By universal, I mean that the recorder should be able to record any Java app whether it's a J2EE app, Swing/SWT app or any other kind of application.
It should also be platform independent, being in line with the Java philosophy of 'Write Once, Run Anywhere'. Thus you can record on any platform say a Mac and playback on any other platform, say Windows.
How it all works
The recorder works as follows to achieve its design goals:
- The work done in the instrumented threads of your application is kept to a minimum. This is done to ensure minimum impact on the responsiveness of your application.
- The recording data that is generated by the application threads is stored in a buffer in memory.
- 'Flusher Threads' keep reading chunks of data from this buffer, do some processing on it and save it to disk in a highly packed format. Thereby essentially 'flushing' the data generated by the recorder.
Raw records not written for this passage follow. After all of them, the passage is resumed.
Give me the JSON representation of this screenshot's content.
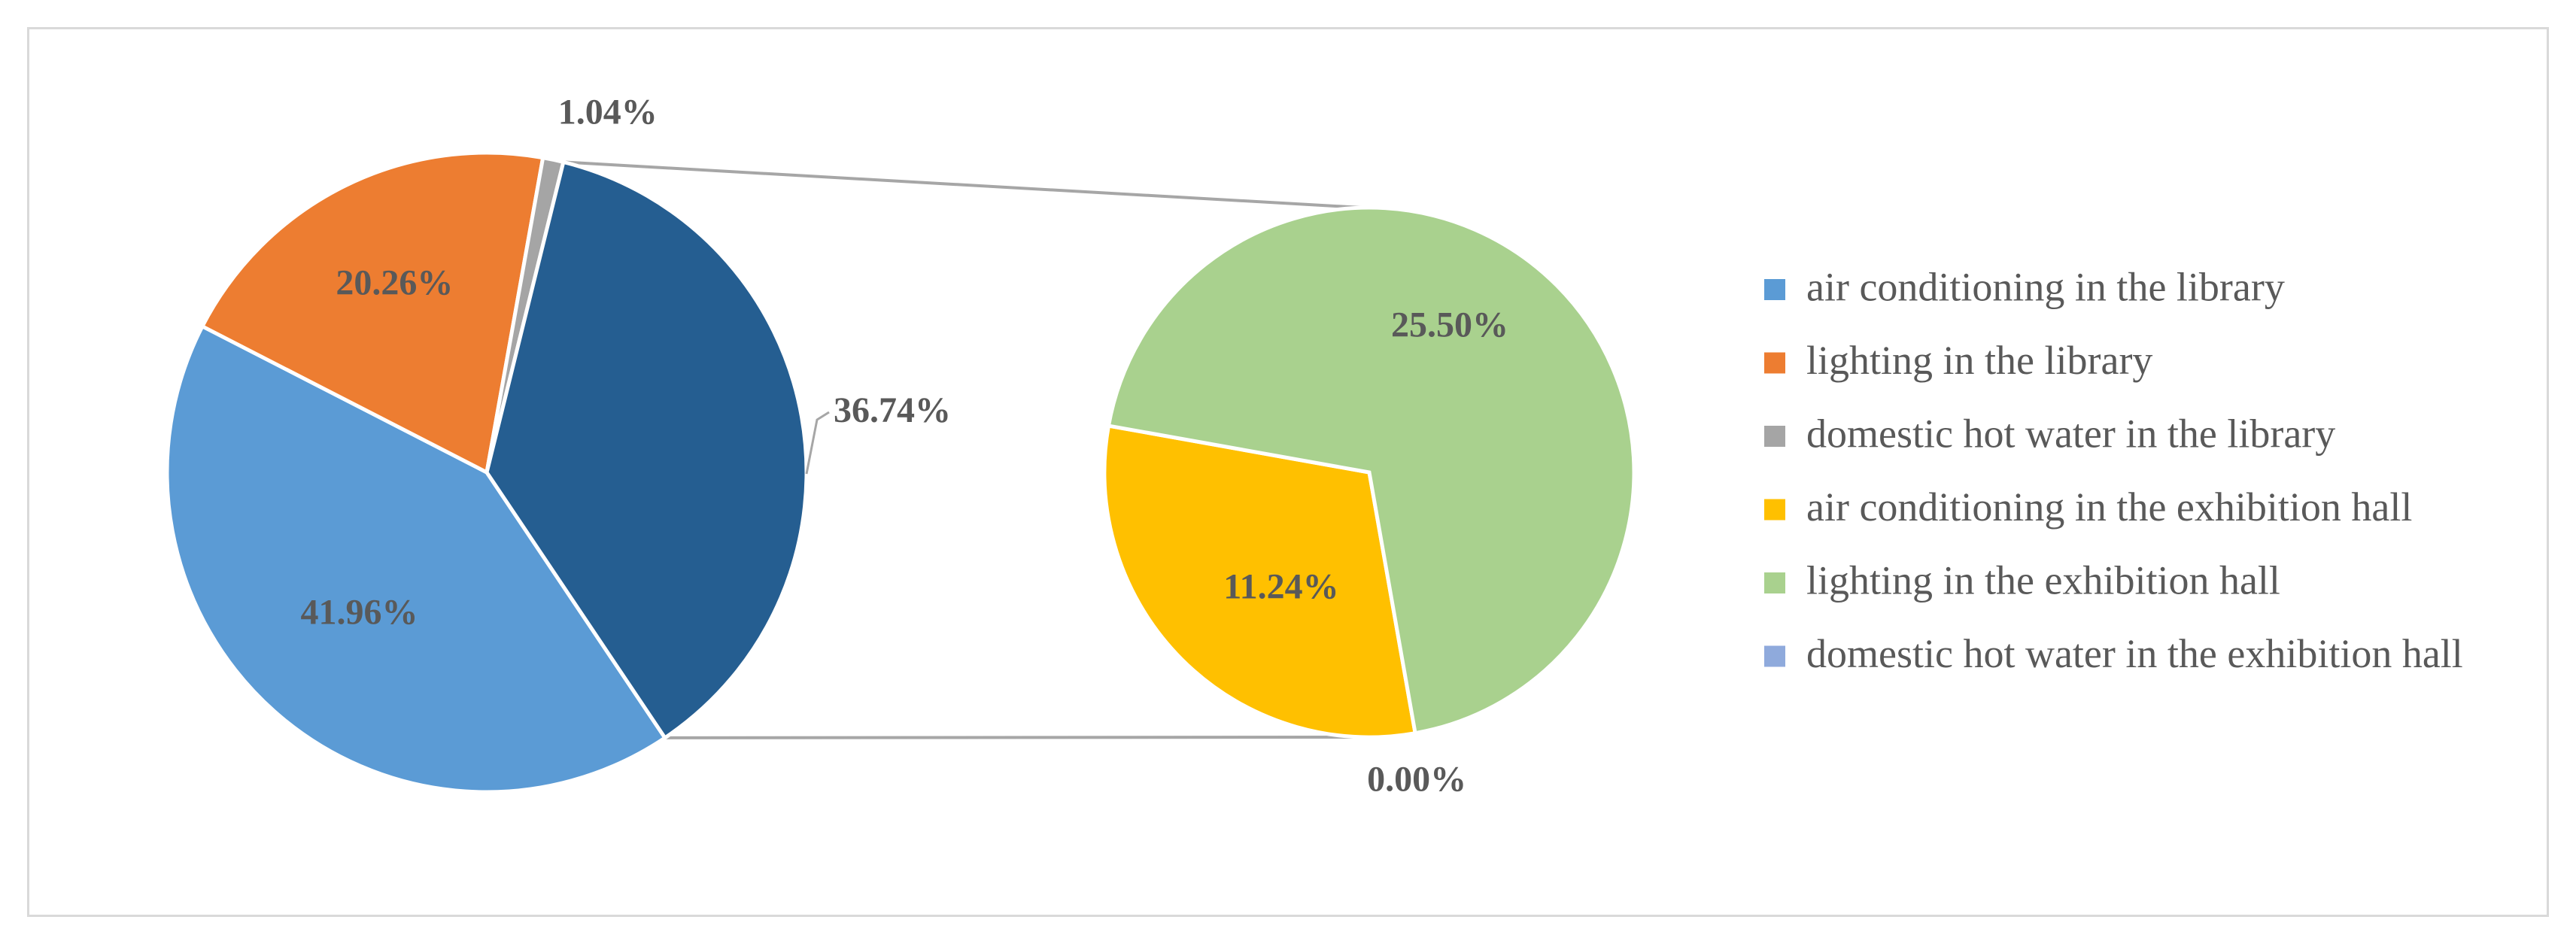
{
  "chart_data": {
    "type": "pie",
    "title": "",
    "series": [
      {
        "name": "air conditioning in the library",
        "value": 41.96,
        "label": "41.96%",
        "color": "#5b9bd5"
      },
      {
        "name": "lighting in the library",
        "value": 20.26,
        "label": "20.26%",
        "color": "#ed7d31"
      },
      {
        "name": "domestic hot water in the library",
        "value": 1.04,
        "label": "1.04%",
        "color": "#a5a5a5"
      },
      {
        "name": "air conditioning in the exhibition hall",
        "value": 11.24,
        "label": "11.24%",
        "color": "#ffc000"
      },
      {
        "name": "lighting in the exhibition hall",
        "value": 25.5,
        "label": "25.50%",
        "color": "#a9d18e"
      },
      {
        "name": "domestic hot water in the exhibition hall",
        "value": 0.0,
        "label": "0.00%",
        "color": "#8faadc"
      }
    ],
    "main_pie": {
      "slices": [
        {
          "ref": 0
        },
        {
          "ref": 1
        },
        {
          "ref": 2
        },
        {
          "aggregate_of": [
            3,
            4,
            5
          ],
          "value": 36.74,
          "label": "36.74%",
          "color": "#255e91"
        }
      ]
    },
    "secondary_pie": {
      "slices": [
        {
          "ref": 3
        },
        {
          "ref": 4
        },
        {
          "ref": 5
        }
      ]
    },
    "legend_position": "right"
  }
}
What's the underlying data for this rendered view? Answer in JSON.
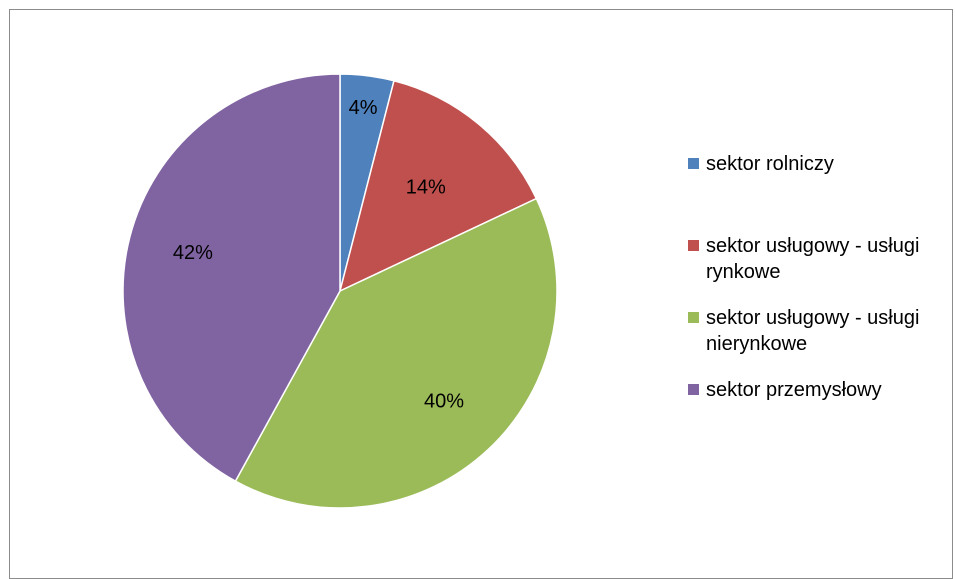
{
  "chart_data": {
    "type": "pie",
    "title": "",
    "categories": [
      "sektor rolniczy",
      "sektor usługowy - usługi rynkowe",
      "sektor usługowy - usługi nierynkowe",
      "sektor przemysłowy"
    ],
    "values": [
      4,
      14,
      40,
      42
    ],
    "data_labels": [
      "4%",
      "14%",
      "40%",
      "42%"
    ],
    "colors": [
      "#4f81bd",
      "#c0504d",
      "#9bbb59",
      "#8064a2"
    ],
    "legend_placement": "right",
    "legend": [
      {
        "lines": [
          "sektor rolniczy"
        ]
      },
      {
        "lines": [
          "sektor usługowy - usługi",
          "rynkowe"
        ]
      },
      {
        "lines": [
          "sektor usługowy - usługi",
          "nierynkowe"
        ]
      },
      {
        "lines": [
          "sektor przemysłowy"
        ]
      }
    ]
  }
}
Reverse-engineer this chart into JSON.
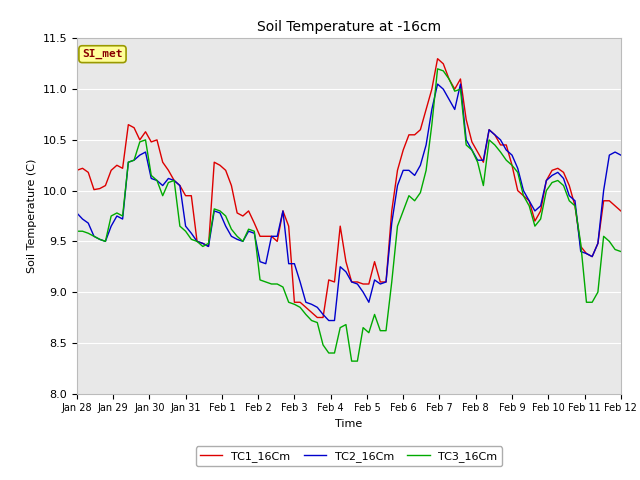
{
  "title": "Soil Temperature at -16cm",
  "xlabel": "Time",
  "ylabel": "Soil Temperature (C)",
  "ylim": [
    8.0,
    11.5
  ],
  "fig_bg_color": "#ffffff",
  "plot_bg_color": "#e8e8e8",
  "annotation_text": "SI_met",
  "annotation_bg": "#ffff99",
  "annotation_border": "#999900",
  "annotation_text_color": "#880000",
  "legend_entries": [
    "TC1_16Cm",
    "TC2_16Cm",
    "TC3_16Cm"
  ],
  "line_colors": [
    "#dd0000",
    "#0000cc",
    "#00aa00"
  ],
  "x_tick_labels": [
    "Jan 28",
    "Jan 29",
    "Jan 30",
    "Jan 31",
    "Feb 1",
    "Feb 2",
    "Feb 3",
    "Feb 4",
    "Feb 5",
    "Feb 6",
    "Feb 7",
    "Feb 8",
    "Feb 9",
    "Feb 10",
    "Feb 11",
    "Feb 12"
  ],
  "TC1_16Cm": [
    10.2,
    10.22,
    10.18,
    10.01,
    10.02,
    10.05,
    10.2,
    10.25,
    10.22,
    10.65,
    10.62,
    10.5,
    10.58,
    10.48,
    10.5,
    10.28,
    10.2,
    10.1,
    10.05,
    9.95,
    9.95,
    9.5,
    9.48,
    9.45,
    10.28,
    10.25,
    10.2,
    10.05,
    9.78,
    9.75,
    9.8,
    9.68,
    9.55,
    9.55,
    9.55,
    9.5,
    9.8,
    9.65,
    8.9,
    8.9,
    8.85,
    8.8,
    8.75,
    8.75,
    9.12,
    9.1,
    9.65,
    9.3,
    9.1,
    9.1,
    9.08,
    9.08,
    9.3,
    9.1,
    9.1,
    9.8,
    10.2,
    10.4,
    10.55,
    10.55,
    10.6,
    10.8,
    11.0,
    11.3,
    11.25,
    11.1,
    11.0,
    11.1,
    10.7,
    10.48,
    10.38,
    10.28,
    10.6,
    10.55,
    10.45,
    10.45,
    10.25,
    10.0,
    9.95,
    9.9,
    9.7,
    9.8,
    10.1,
    10.2,
    10.22,
    10.18,
    10.05,
    9.85,
    9.45,
    9.38,
    9.35,
    9.48,
    9.9,
    9.9,
    9.85,
    9.8
  ],
  "TC2_16Cm": [
    9.78,
    9.72,
    9.68,
    9.55,
    9.52,
    9.5,
    9.65,
    9.75,
    9.72,
    10.28,
    10.3,
    10.35,
    10.38,
    10.12,
    10.1,
    10.05,
    10.12,
    10.1,
    10.05,
    9.65,
    9.58,
    9.5,
    9.48,
    9.45,
    9.8,
    9.78,
    9.65,
    9.55,
    9.52,
    9.5,
    9.6,
    9.58,
    9.3,
    9.28,
    9.55,
    9.55,
    9.8,
    9.28,
    9.28,
    9.1,
    8.9,
    8.88,
    8.85,
    8.78,
    8.72,
    8.72,
    9.25,
    9.2,
    9.1,
    9.08,
    9.0,
    8.9,
    9.12,
    9.08,
    9.1,
    9.68,
    10.05,
    10.2,
    10.2,
    10.15,
    10.25,
    10.45,
    10.8,
    11.05,
    11.0,
    10.9,
    10.8,
    11.05,
    10.5,
    10.4,
    10.3,
    10.3,
    10.6,
    10.55,
    10.5,
    10.4,
    10.35,
    10.22,
    10.0,
    9.9,
    9.8,
    9.85,
    10.1,
    10.15,
    10.18,
    10.12,
    9.95,
    9.9,
    9.4,
    9.38,
    9.35,
    9.48,
    10.0,
    10.35,
    10.38,
    10.35
  ],
  "TC3_16Cm": [
    9.6,
    9.6,
    9.58,
    9.55,
    9.52,
    9.5,
    9.75,
    9.78,
    9.75,
    10.28,
    10.3,
    10.48,
    10.5,
    10.15,
    10.1,
    9.95,
    10.08,
    10.1,
    9.65,
    9.6,
    9.52,
    9.5,
    9.45,
    9.48,
    9.82,
    9.8,
    9.75,
    9.62,
    9.55,
    9.5,
    9.62,
    9.6,
    9.12,
    9.1,
    9.08,
    9.08,
    9.05,
    8.9,
    8.88,
    8.85,
    8.78,
    8.72,
    8.7,
    8.48,
    8.4,
    8.4,
    8.65,
    8.68,
    8.32,
    8.32,
    8.65,
    8.6,
    8.78,
    8.62,
    8.62,
    9.1,
    9.65,
    9.8,
    9.95,
    9.9,
    9.98,
    10.2,
    10.65,
    11.2,
    11.18,
    11.1,
    10.98,
    11.0,
    10.45,
    10.4,
    10.28,
    10.05,
    10.5,
    10.45,
    10.38,
    10.3,
    10.25,
    10.18,
    9.95,
    9.85,
    9.65,
    9.72,
    10.0,
    10.08,
    10.1,
    10.05,
    9.9,
    9.85,
    9.48,
    8.9,
    8.9,
    9.0,
    9.55,
    9.5,
    9.42,
    9.4
  ]
}
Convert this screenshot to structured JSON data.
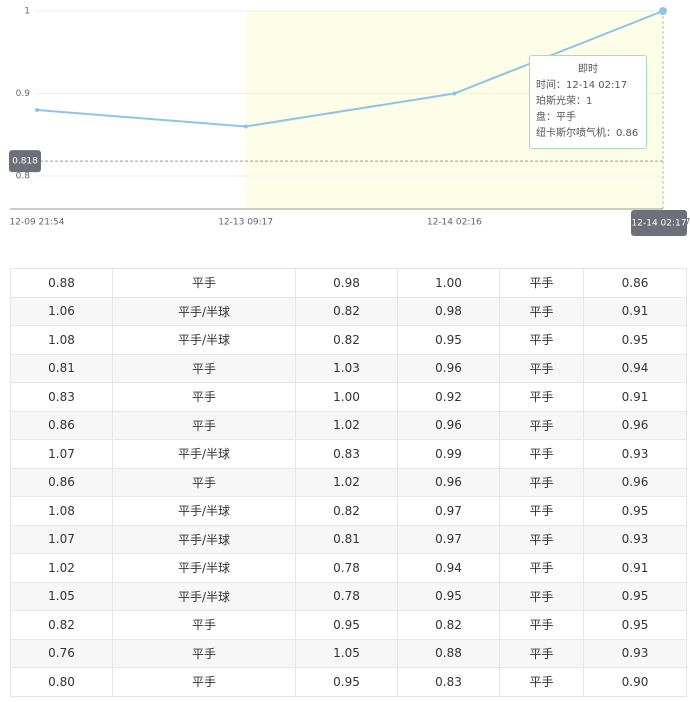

So how do our assumptions about hardware help with this? Lets take a look -
- If you have more cores than the threads of your applications, the recorder will do most of its work on those cores, inside the flusher threads and have minimum impact on the performance of your program. This also gives you a hint on how many flusher threads you should use. So if you have a single threaded application and a quad core processor, you can tell Chronon to use 3 flusher threads, similarly if the application has 2 threads, cpu had 4 cores, use 2 flusher threads to make use of those 2 extra cores.
- Now there are always going to be applications which use more threads than the number of cores or are generating data way faster than they can flush it out. This is where assumption 2 comes in. If you have enough memory the generated data will have a place to sit there while it waits to get flushed out. It is for these cases that we recommend using a 64 bit machine.
What about all the Garbage Collector (GC) issues with using all that extra memory?
It is a well known fact that current JVMs don't handle heap sizes above 2gb very well. It is possible that if you have an extremely computationally intensive program that Chronon does generate utilize that much memory or that your application already is reaching the 2gb limit and Chronon makes it go over that.
To solve this issue we use a custom memory management. Thus even if the data generated by Chronon goes a little high, it wont have a heavy impact on the GC. It is common to see a 2-3gb Chronon heap shrink to a few hundred megabytes within a blink of an eye, which would ordinarily take many seconds or minutes without our custom memory management. That said, in most development scenarios, the heap sizes wont reach even near that high.
But even that ain't enough...
But even after all this you may run into hardware assumption 4 above. This happens when even though you have enough cores and memory, the application threads of your program are doing too much work and even the small overheard of the recorder directly on those threads is affecting the responsiveness your application.
For these situations, Chronon allows you to specify any part of your program which to be excluded from recording. So if you have a portion of your program which is doing some heavy computation and which you know doesn't have any errors, or you just don't care about examining it for now, you can exclude it from recording.
We won't go into details of how to configure this right now, but it's suffice to say that any part that is excluded runs with absolutely zero overhead, just like it would run without the recorder. For calls to these 'unrecorded' methods, we will record just the input arguments and the return value on the call site, which is usually enough information for debugging purposes.